Em seguida, descreveremos brevemente três tipos de doenças relacionadas ao uso de dinheiro online, para remeter para um segundo artigo toda a parte "relacional" dos transtornos ligados ao uso da Internet, incluindo o aspecto do sexo online.

Querendo entrar nos detalhes das patologias específicas acima mencionadas, o compras compulsivas online, comumente descrito na literatura como um transtorno caracterizado por um impulso incontrolável e uma tensão crescente aliviada apenas pela compra, apresentando-se desde o início como algo divertido e prazeroso, vê sua escalada patológica justamente em não poder mais prescindir dele. A manobra eletiva, na verdade, baseia-se precisamente em tornar algo agradável desagradável: de fato, o paciente geralmente é solicitado a passar obrigatoriamente e diariamente uma pequena quantia de dinheiro em compras online. O ritual prazeroso assim transformado em tortura cotidiana costuma ser gradualmente abandonado no decorrer da terapia.

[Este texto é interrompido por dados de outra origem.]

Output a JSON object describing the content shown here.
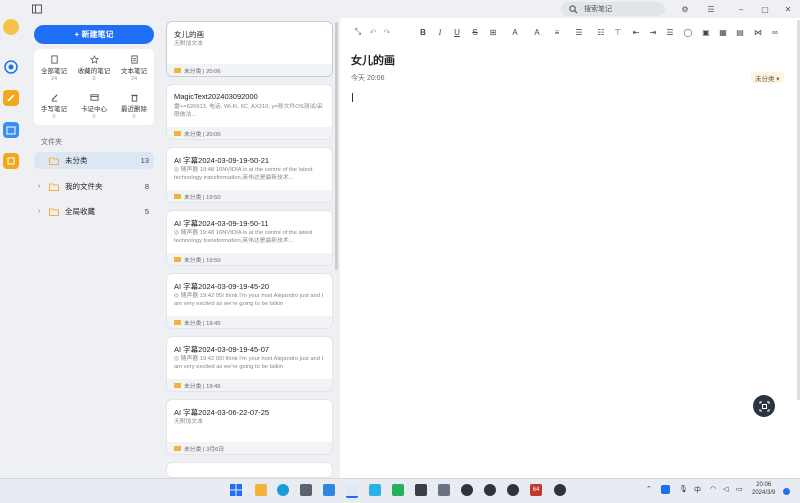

O jogos de azar online (apostas online) com o advento da Internet pode afetar qualquer pessoa. De fato, se antigamente a imagem do jogador nos fazia pensar em Dostoiévski ou De Sica, hoje o jogador patológico pode ser um colegial, um empregado, um idoso aposentado, etc. a emoção do jogo graças à Internet, e para quem, antes, frequentava lugares dedicados às apostas. De fato, a Internet facilita o acesso e amplia sua fruição. Como nas compras, tornar desagradável, obrigar o paciente a fazer uma pequena aposta diária, torna-se a pedra angular da terapia que, no entanto, ao contrário do caso anterior, muitas vezes terá de proceder à reconstrução do nível afetivo-relacional, normalmente danificado pela patologia.

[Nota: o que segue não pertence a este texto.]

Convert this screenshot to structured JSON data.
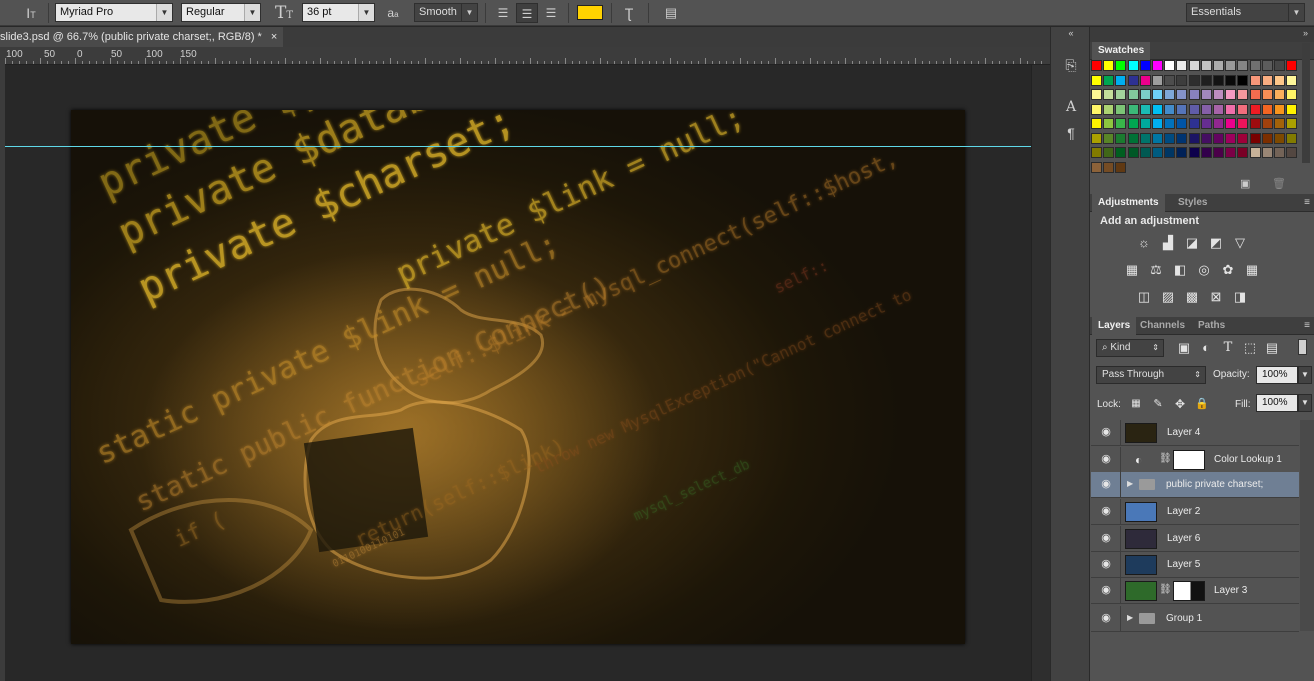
{
  "options_bar": {
    "font_family": "Myriad Pro",
    "font_style": "Regular",
    "font_size": "36 pt",
    "aa_label": "a",
    "antialias": "Smooth",
    "text_color": "#ffd200",
    "workspace": "Essentials"
  },
  "document": {
    "tab_title": "slide3.psd @ 66.7% (public private charset;, RGB/8) *",
    "close_glyph": "×"
  },
  "ruler": {
    "labels": [
      "100",
      "50",
      "0",
      "50",
      "100",
      "150"
    ]
  },
  "artwork": {
    "lines": [
      "private $pas",
      "private $databa",
      "private $charset;",
      "private $link = null;",
      "static private $link = null;",
      "static public function Connect()",
      "self::$link = mysql_connect(self::$host,",
      "return(self::$link)",
      "throw new MysqlException(\"Cannot connect to",
      "self::",
      "mysql_select_db",
      "0110100110101",
      "if ("
    ]
  },
  "swatches": {
    "title": "Swatches",
    "colors": [
      [
        "#ff0000",
        "#ffff00",
        "#00ff00",
        "#00ffff",
        "#0000ff",
        "#ff00ff",
        "#ffffff",
        "#ebebeb",
        "#d6d6d6",
        "#c2c2c2",
        "#adadad",
        "#999999",
        "#858585",
        "#707070",
        "#5c5c5c",
        "#474747",
        "#ff0000"
      ],
      [
        "#ffff00",
        "#00a651",
        "#00aeef",
        "#2e3192",
        "#ec008c",
        "#9e9e9e",
        "#4d4d4d",
        "#3d3d3d",
        "#2e2e2e",
        "#1f1f1f",
        "#141414",
        "#0a0a0a",
        "#000000",
        "#f7977a",
        "#f9ad81",
        "#fdc68a",
        "#fff79a"
      ],
      [
        "#fbf593",
        "#c4df9b",
        "#a2d39c",
        "#82ca9d",
        "#7bcdc8",
        "#6ecff6",
        "#7ea7d8",
        "#8493ca",
        "#8882be",
        "#a187be",
        "#bc8dbf",
        "#f49ac2",
        "#f6989d",
        "#f26c4f",
        "#f68e55",
        "#fbaf5c",
        "#fff467"
      ],
      [
        "#fff568",
        "#acd372",
        "#7cc576",
        "#3bb878",
        "#1abbb4",
        "#00bff3",
        "#438ccb",
        "#5574b9",
        "#605ca8",
        "#855fa8",
        "#a763a8",
        "#f06eaa",
        "#f26d7d",
        "#ed1c24",
        "#f26522",
        "#f7941d",
        "#fff200"
      ],
      [
        "#fff200",
        "#8dc63f",
        "#39b54a",
        "#00a651",
        "#00a99d",
        "#00aeef",
        "#0072bc",
        "#0054a6",
        "#2e3192",
        "#662d91",
        "#92278f",
        "#ec008c",
        "#ed145b",
        "#9e0b0f",
        "#a0410d",
        "#a36209",
        "#aba000"
      ],
      [
        "#aba000",
        "#598527",
        "#1a7b30",
        "#007236",
        "#00746b",
        "#0076a3",
        "#004b80",
        "#003471",
        "#1b1464",
        "#440e62",
        "#630460",
        "#9e005d",
        "#9e0039",
        "#790000",
        "#7b2e00",
        "#7d4900",
        "#827b00"
      ],
      [
        "#827b00",
        "#406618",
        "#005e20",
        "#005826",
        "#005952",
        "#005b7f",
        "#003663",
        "#002157",
        "#0d004c",
        "#32004b",
        "#4b0049",
        "#7b0046",
        "#7a0026",
        "#c7b299",
        "#998675",
        "#736357",
        "#534741"
      ],
      [
        "#8c6239",
        "#754c24",
        "#603913"
      ]
    ]
  },
  "adjustments": {
    "tab_active": "Adjustments",
    "tab_other": "Styles",
    "heading": "Add an adjustment"
  },
  "layers_panel": {
    "tabs": [
      "Layers",
      "Channels",
      "Paths"
    ],
    "filter_kind": "Kind",
    "blend_mode": "Pass Through",
    "opacity_label": "Opacity:",
    "opacity_value": "100%",
    "lock_label": "Lock:",
    "fill_label": "Fill:",
    "fill_value": "100%",
    "layers": [
      {
        "name": "Layer 4",
        "thumb_color": "#2a2412",
        "type": "pixel",
        "selected": false
      },
      {
        "name": "Color Lookup 1",
        "thumb_color": "#ffffff",
        "type": "adjustment",
        "selected": false
      },
      {
        "name": "public private charset;",
        "thumb_color": "#9a9a9a",
        "type": "group",
        "selected": true
      },
      {
        "name": "Layer 2",
        "thumb_color": "#4a78b8",
        "type": "pixel",
        "selected": false
      },
      {
        "name": "Layer 6",
        "thumb_color": "#2e2a3a",
        "type": "pixel",
        "selected": false
      },
      {
        "name": "Layer 5",
        "thumb_color": "#1e3b5c",
        "type": "pixel",
        "selected": false
      },
      {
        "name": "Layer 3",
        "thumb_color": "#2e6a2a",
        "type": "masked",
        "selected": false
      },
      {
        "name": "Group 1",
        "thumb_color": "#9a9a9a",
        "type": "group",
        "selected": false
      }
    ]
  }
}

Como na maioria das coisas, as psicopatologias também não são isentas de preconceitos. Sendo o jogo na bolsa de valores (comércio on-line) uma atividade que exige habilidades e competências que não estão ao alcance de ninguém, não parece ser considerada um problema mesmo em casos evidentes de perda de controle. O humor do "comerciante" patológico oscila constantemente entre dois extremos: medo e ganância. O medo está ligado à perda do valor investido, mas é minado pela ansiedade de perder um bom negócio. Superar o medo cria o grau certo de excitação que, combinado com a possibilidade muitas vezes alcançada de ganhar grandes somas de dinheiro, resulta no irracional.

Aqui, "vitória" assume significados ligados às habilidades e habilidades de uma pessoa muito mais importantes do que a simples sorte, resultando em um sentimento de onipotência. Ao mesmo tempo, a Internet aumenta a sensação de controle da realidade, de fato monitorada 24 horas por dia. Há, portanto, dois lados da perturbação neste caso: o do prazer e o do controle que faz você perder o controle e precisar trabalhar em ambos ao mesmo tempo, tendo em mente que os pacientes só chegam à terapia depois que o dano já foi feito.

Dra. Federica Cagnoni (Psicoterapeuta Oficial do Centro de Terapia Estratégica)

BIBLIOGRAFIA
Nardone, G., Cagnoni, F. (2002) Perversões na rede, psicopatologias da internet e seu tratamento, Ponte alle Grazie.